The best way to optimize your vitamin D level to the recommended 60 to 80 ng/ml is through sensible Sun exposure, but for many, oral supplementation will be necessary as well, especially during the Winter. The only way to accurately assess your need for supplementation is to measure your vitamin D level regularly.
6.Tend to Your Gut — The greatest concentration of serotonin is found within your intestines, not your brain, and the state of your gut health can have a significant effect on that of your mood and anxiety level. Probiotics, or beneficial bacteria, have been found to reduce psychological stress in patients about to undergo surgery.
To tend to your gut health, eat plenty of fermented foods like sauerkraut, kimchi, natto and kefir and reduce your intake of processed foods and sugars.
7.Essential Oils, Especially Lavender — Sometimes sending stress packing can be as simple as adding a few drops of your favorite essential oil to your bathwater, massage oil or diffuser. Lavender essential oil is especially useful when you need to calm your nerves.

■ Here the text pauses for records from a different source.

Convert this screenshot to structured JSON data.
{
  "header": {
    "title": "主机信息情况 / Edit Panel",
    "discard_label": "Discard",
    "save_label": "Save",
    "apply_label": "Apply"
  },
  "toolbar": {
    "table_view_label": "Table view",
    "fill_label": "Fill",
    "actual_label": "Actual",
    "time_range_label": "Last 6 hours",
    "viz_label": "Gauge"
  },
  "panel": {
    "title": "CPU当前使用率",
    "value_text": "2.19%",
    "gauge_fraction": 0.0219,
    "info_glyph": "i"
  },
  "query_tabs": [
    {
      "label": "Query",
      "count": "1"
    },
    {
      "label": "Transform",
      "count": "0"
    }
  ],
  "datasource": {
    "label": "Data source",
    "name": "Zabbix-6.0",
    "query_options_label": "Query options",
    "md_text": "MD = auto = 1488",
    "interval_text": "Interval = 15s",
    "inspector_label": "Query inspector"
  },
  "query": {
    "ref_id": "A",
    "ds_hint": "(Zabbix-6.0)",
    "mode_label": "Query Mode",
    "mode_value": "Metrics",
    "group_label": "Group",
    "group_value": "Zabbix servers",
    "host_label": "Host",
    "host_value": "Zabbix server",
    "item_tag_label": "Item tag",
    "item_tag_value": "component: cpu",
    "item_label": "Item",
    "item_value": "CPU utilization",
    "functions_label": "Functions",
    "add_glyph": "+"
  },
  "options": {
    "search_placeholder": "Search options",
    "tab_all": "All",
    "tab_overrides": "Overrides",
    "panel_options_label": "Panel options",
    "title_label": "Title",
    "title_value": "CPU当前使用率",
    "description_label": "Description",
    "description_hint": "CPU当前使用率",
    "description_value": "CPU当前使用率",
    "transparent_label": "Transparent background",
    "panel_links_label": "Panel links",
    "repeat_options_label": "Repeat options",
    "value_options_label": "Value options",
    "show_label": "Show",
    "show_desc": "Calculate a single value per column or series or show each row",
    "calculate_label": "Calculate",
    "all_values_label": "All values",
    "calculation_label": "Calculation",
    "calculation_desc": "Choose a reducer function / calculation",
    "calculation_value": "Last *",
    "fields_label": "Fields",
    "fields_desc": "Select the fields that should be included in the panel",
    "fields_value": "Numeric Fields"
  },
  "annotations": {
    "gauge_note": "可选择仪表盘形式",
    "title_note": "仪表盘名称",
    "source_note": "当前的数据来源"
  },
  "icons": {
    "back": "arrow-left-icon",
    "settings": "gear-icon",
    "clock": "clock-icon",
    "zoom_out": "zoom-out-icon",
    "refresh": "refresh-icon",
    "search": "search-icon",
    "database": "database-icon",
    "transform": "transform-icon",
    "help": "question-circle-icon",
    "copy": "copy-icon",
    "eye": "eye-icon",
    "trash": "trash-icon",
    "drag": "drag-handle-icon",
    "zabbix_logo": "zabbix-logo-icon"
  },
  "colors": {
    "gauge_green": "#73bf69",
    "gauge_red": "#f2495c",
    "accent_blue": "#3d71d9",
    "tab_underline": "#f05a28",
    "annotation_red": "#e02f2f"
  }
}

“Several animal and human investigations suggest anxiolytic, mood stabilizer, sedative, analgesic and anticonvulsive and neuroprotective properties for lavender,” researchers explained.
A component in lavender oil, linalool, has also been found to produced relaxation effects in mice similar to those produced by benzodiazepines, but without their motor impairment and sedation side effects.
If you enjoy the scent of lavender, this can be your go-to when you need a quick dose of calm; try rubbing a drop of diluted oil on your pulse points when the Holidays give you that frantic feeling.
If you do not enjoy lavender, there are many other essential oils to choose from, many with equally calming effects, including bergamot, chamomile, rose, clary sage and vetiver.
If you find that the Holidays have lost their joy and magic, leaving you with nothing but a big to-do list and debt come January, it may be time to get back to the basics and celebrate a Holiday focused on gratitude, friends and family instead of decorations, presents and obligations.
By cutting back on your holiday demands, many of which are self-imposed, you can reduce the source of your stress and free up mental and physical energy, along with time and financial resources, to devote to the things that make you happy.